Как мне кажется, в нашем правительстве только два человека по-настоящему сочетали в себе мощную административную хватку и глубокое понимание сути необходимых в их сфере деятельности преобразований. Это – Анатолий Борисович Чубайс и министр связи Владимир Борисович Булгак. У Булгака, оставшегося работать с нами после силаевского правительства, было уникальное сочетание административной четкости в организации работы подведомственной системы с полным отсутствием стремления сохранить ее в неизменной, жестко управляемой, администрируемой форме. Это тот случай, когда сутью работы отраслевого министерства на деле стало проведение рыночно ориентированных преобразований в большой и важнейшей отрасли. Было такое ощущение, что он на лету схватывает те новые проблемы, с которыми сталкивается его министерство в радикально изменившейся ситуации, и неслучайно, что именно связь стала той отраслью, которая одной из первых и в крупных масштабах начала получать реальные иностранные инвестиции, что именно здесь удалось добиться практического воплощения в жизнь крупномасштабных высокоэффективных окупаемых проектов с участием иностранного капитала. Еще несколько лет тому назад невозможность дозвониться до Москвы из-за границы была важнейшим препятствием на пути развития любой децентрализованной системы внешней торговли. Сейчас эта проблема ушла в прошлое, как будто ее никогда и не было.
Что касается Чубайса, то только он из всех пришедших из науки обладал таким же сочетанием административной эффективности с точным пониманием сути задач по реформированию экономики,которые стоят перед ним.

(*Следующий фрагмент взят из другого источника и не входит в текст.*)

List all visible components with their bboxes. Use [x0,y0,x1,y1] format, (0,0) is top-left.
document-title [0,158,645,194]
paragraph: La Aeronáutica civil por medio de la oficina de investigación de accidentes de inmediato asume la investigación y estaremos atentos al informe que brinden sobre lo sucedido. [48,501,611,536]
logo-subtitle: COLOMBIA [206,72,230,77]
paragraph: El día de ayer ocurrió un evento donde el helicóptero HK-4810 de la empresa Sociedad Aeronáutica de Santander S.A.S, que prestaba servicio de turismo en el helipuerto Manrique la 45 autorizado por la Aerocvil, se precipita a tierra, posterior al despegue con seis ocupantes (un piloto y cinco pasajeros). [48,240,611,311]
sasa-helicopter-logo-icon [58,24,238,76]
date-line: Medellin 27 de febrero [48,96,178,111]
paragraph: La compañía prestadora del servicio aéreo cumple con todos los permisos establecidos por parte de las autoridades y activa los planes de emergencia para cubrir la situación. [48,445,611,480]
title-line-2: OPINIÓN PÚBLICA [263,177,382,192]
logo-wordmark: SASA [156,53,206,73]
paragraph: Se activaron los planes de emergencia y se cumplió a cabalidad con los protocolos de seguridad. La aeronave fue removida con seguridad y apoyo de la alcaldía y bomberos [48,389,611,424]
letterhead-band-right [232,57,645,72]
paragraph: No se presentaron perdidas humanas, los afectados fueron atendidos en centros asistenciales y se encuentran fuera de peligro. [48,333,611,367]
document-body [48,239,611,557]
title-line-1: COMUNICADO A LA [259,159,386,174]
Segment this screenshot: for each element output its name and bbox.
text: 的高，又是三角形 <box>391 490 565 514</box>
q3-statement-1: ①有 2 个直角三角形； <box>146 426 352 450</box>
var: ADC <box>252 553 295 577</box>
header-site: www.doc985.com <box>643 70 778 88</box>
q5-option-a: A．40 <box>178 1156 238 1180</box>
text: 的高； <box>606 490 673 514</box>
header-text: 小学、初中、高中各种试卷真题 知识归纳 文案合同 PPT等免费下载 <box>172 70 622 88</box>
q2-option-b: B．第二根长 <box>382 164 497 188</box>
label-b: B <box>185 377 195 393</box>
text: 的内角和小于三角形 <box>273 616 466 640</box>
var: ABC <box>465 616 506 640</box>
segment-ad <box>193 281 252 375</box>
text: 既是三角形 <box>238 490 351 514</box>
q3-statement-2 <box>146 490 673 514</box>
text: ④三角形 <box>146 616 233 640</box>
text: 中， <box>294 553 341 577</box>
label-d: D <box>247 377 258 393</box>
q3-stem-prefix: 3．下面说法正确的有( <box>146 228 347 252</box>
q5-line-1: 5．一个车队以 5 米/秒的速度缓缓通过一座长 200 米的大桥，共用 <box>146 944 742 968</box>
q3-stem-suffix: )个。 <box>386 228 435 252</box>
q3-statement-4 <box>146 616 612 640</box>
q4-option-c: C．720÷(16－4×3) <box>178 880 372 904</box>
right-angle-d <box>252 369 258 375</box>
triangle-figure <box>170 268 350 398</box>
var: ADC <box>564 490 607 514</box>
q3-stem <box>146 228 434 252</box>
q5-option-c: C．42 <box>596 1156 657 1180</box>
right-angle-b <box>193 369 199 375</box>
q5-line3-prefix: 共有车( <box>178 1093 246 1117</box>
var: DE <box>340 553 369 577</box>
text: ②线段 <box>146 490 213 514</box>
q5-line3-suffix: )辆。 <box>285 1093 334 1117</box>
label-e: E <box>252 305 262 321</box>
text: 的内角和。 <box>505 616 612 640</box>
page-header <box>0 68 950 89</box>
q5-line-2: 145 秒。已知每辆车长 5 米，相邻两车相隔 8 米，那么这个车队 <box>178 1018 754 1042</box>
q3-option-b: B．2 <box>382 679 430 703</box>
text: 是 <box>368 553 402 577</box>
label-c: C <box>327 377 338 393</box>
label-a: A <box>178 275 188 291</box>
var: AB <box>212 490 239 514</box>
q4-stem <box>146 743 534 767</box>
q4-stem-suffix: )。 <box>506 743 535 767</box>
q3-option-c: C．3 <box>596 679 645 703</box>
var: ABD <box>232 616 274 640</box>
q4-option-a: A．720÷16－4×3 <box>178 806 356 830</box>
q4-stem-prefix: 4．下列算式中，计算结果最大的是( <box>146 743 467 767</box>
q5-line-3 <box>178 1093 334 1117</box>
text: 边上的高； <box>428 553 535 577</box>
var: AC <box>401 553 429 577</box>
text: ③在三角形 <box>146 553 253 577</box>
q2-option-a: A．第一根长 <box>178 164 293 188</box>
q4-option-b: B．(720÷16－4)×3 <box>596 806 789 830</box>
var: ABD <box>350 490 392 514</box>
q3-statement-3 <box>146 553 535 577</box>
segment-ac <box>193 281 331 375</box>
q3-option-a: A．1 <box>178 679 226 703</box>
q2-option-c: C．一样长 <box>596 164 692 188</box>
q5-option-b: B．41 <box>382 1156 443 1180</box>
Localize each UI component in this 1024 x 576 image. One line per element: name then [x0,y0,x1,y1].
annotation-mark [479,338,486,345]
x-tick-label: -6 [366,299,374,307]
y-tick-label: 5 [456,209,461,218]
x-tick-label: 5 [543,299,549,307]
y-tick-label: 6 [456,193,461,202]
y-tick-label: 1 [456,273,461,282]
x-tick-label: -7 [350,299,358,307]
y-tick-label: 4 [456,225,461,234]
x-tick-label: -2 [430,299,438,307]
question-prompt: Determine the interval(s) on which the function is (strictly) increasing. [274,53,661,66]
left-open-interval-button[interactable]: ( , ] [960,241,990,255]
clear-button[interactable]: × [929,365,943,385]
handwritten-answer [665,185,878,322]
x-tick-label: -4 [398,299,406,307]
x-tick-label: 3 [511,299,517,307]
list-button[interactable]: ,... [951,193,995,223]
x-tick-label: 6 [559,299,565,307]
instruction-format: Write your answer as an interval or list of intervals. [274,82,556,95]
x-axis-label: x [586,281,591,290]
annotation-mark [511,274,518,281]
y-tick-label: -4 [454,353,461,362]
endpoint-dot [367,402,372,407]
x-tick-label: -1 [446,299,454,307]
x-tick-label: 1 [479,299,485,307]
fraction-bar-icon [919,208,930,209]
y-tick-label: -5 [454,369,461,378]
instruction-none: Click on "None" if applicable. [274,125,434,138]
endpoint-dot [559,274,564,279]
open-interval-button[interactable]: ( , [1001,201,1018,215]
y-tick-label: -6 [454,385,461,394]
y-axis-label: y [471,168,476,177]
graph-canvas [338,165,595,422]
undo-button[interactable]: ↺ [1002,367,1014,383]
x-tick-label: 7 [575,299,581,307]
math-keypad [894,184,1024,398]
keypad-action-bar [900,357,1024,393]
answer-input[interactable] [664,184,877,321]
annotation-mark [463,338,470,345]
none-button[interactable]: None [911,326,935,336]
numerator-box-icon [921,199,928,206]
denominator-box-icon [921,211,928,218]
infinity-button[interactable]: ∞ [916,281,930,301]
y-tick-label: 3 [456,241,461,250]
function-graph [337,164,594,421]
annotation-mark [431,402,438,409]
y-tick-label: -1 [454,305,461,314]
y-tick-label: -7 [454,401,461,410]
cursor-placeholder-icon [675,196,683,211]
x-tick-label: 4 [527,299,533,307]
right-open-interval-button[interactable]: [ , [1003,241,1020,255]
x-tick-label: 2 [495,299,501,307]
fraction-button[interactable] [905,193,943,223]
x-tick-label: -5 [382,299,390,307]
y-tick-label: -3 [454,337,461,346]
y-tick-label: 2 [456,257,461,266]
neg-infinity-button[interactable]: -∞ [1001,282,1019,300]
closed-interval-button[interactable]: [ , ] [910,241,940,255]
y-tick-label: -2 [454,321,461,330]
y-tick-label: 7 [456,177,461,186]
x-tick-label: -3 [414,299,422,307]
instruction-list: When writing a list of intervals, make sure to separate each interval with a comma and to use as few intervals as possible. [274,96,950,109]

Ну, а я сам? Конечно, организация работы правительства отнюдь не была для меня простой задачей. Ни в малой мере не переоценивал ни свой административный опыт (никогда не доводилось управлять коллективом больше чем сто человек), ни административные таланты. Главную угрозу для себя видел в текучке, в бездне входящих и исходящих документов, в обязательном протоколе, от которого невозможно уклониться. Если дать себя увлечь всем этим,то очень легко стать каучуковым штемпелем, просто санкционирующим вырабатываемые аппаратом решения, утратить контроль за развитием событий, видение главных проблем и перспектив. Именно поэтому для меня так важно было, чтобы на ключевых направлениях экономической политики находились люди, которым полностью мог доверять.